With 2001’s “Spy Kids,” it appeared the new direction was going to become an artistic boon for Rodriguez, allowing the filmmaker to expand his horizons. And then “Spy Kids 2” chipped the paint job, “Spy Kids 3-D” sneezed on the cake, and “The Adventures of Shark Boy and Lava Girl” made life just a little more difficult to live. “Shorts” is the latest round of juvenile antics from Rodriguez and advances his wasteful behavior, denting a promising filmmaking career on yet another crude distraction that plays much too obnoxiously.

“Shorts” is a story told in shorts, centered on the neighborhood of Black Falls, where the residents all work for the evil Mr. Black (James Spader) creating the Black Box, a cell phone-like gadget that can shape-shift into any helpful, portable device. Dropping from the sky one day is a rainbow-colored wishing rock, which falls into the hands of dork Toe Thompson (Jimmy Bennett). Embarking on a series of wishes, Toe turns the town upside down, tempting others to steal the rock for their own purposes, including school bully Helvetica (Jolie Vanier). With pals Loogie (Trevor Gagnon) and Nose (Jake Short), parents (including Jon Cryer, Leslie Mann, and William H. Macy), and Toe’s sister (Kat Dennings) hunting around for the rock, it becomes a race against time once Mr. Black becomes aware of the stone’s powers, hoping to take over the land with his wicked wishes.

Assuming his customary stance as the all-in-one filmmaking machine, Rodriguez (who directs, scripts, shoots, edits, co-scores, and prepares daily lunches) aims to whip up a live-action cartoon with “Shorts,” breaking down the fantasy narrative into bite-sized pieces for easier consumption. The picture is five chapters of Black Falls shenanigans with the wonders of the wishing rock employed to tie it all together, permitting Rodriguez plenty of dead air to fashion his favorite cocktail of adolescent slapstick, aggressive scoring, and homegrown special effects.
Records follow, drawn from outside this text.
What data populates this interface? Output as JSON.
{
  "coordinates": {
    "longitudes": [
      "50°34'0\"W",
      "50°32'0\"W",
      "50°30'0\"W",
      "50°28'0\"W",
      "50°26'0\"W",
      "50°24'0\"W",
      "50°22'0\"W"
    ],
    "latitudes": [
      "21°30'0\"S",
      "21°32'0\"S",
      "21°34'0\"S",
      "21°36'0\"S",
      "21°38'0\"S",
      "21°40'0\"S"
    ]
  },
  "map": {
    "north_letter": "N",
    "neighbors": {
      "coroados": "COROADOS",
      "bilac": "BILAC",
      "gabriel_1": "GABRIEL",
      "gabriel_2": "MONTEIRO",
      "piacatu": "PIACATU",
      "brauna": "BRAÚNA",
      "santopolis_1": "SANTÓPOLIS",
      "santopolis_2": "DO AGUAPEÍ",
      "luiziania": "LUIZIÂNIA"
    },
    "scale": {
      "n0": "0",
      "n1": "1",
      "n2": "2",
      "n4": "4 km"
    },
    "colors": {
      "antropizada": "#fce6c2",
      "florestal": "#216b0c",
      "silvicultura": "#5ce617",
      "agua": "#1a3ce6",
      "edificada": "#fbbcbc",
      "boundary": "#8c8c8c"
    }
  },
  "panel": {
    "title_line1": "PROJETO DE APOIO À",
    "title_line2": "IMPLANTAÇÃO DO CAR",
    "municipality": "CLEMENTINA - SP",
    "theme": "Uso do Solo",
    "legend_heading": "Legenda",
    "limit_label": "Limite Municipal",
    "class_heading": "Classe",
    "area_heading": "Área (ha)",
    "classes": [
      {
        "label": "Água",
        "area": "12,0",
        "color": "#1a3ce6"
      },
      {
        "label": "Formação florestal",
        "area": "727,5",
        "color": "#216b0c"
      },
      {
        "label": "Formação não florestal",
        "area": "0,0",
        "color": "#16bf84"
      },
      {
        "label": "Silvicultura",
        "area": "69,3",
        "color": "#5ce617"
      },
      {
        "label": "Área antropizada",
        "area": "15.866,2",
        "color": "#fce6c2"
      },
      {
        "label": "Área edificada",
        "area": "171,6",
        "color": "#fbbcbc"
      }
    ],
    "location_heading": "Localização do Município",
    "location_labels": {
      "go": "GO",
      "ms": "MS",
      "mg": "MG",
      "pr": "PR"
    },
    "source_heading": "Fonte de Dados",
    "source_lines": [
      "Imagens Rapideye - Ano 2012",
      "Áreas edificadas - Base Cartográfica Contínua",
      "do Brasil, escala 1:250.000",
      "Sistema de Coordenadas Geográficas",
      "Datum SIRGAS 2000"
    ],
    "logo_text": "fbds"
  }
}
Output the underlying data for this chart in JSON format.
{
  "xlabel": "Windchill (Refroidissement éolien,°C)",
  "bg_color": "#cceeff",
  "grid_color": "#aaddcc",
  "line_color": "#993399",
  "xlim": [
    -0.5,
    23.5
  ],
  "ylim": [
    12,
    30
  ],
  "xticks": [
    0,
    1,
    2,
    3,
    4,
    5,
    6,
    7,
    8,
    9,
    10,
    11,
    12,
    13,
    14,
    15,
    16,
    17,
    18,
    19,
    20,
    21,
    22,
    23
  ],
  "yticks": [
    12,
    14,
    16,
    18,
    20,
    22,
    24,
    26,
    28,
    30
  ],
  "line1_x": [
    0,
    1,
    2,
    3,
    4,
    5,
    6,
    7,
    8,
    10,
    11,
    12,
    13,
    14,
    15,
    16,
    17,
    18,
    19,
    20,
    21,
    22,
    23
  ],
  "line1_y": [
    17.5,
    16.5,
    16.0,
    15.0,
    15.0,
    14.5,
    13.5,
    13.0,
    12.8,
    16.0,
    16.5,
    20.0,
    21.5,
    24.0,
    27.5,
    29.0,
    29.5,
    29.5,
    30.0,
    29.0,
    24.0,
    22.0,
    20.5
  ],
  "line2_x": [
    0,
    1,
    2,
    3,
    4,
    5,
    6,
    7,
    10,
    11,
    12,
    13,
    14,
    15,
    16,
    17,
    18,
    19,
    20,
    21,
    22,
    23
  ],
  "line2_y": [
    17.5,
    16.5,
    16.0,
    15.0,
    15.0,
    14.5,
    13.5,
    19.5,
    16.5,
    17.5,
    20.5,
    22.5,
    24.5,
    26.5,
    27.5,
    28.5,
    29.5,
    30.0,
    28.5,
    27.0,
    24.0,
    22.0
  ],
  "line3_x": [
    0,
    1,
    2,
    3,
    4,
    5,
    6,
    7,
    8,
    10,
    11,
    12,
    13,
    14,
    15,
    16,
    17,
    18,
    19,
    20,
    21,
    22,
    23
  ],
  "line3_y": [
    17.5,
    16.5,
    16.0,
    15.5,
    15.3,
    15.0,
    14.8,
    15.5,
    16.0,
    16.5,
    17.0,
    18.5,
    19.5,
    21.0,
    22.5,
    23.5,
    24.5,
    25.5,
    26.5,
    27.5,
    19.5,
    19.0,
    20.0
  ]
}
Narrated by Toe (who also has the magical power to pause and fast-forward through the footage), “Shorts” is a purposely disjointed feature. Rodriguez is smart to rearrange story points, promoting a confusing swell of nervous energy to best backdrop the comedic disorder. There’s no off button to the picture, leaving those sensitive to noise at the mercy of Rodriguez and his inability to throttle his immature exuberance. “Shorts” barrels ahead with annoying, camera-mugging child actors (Bennett and Vanier are inexcusably insufferable) and screeching visual effects, creating a piercing explosion of sight gags and cartoon sound cues, including random fart noises during the chapter breaks. Why? Because Rodriguez can.

Kids will likely devour this fantasia of bug-eyed reactions, miniature alien invasions, thespian hyperactivity, and booger monsters (one of the many icky and oddly predictable wishing rock mishaps), and Rodriguez makes it clear he’s playing right to the nose-pickers. Still, the base sensibilities displayed here are covering for a decided lack of imagination. The man of a thousand jobs comes across as desperate to please, using every pandering device he can exploit to get the kids on his side. While there’s some thrill in seeing Duckie and Steff share the frame once again, there’s nothing for adults to latch onto with “Shorts.” It’s a vacuous feature, devoid of any charms; a cartoon mishmash missing fizz and ingenuity to make it bearable to any audience member crazy enough to evolve beyond a fascination with nostril functions.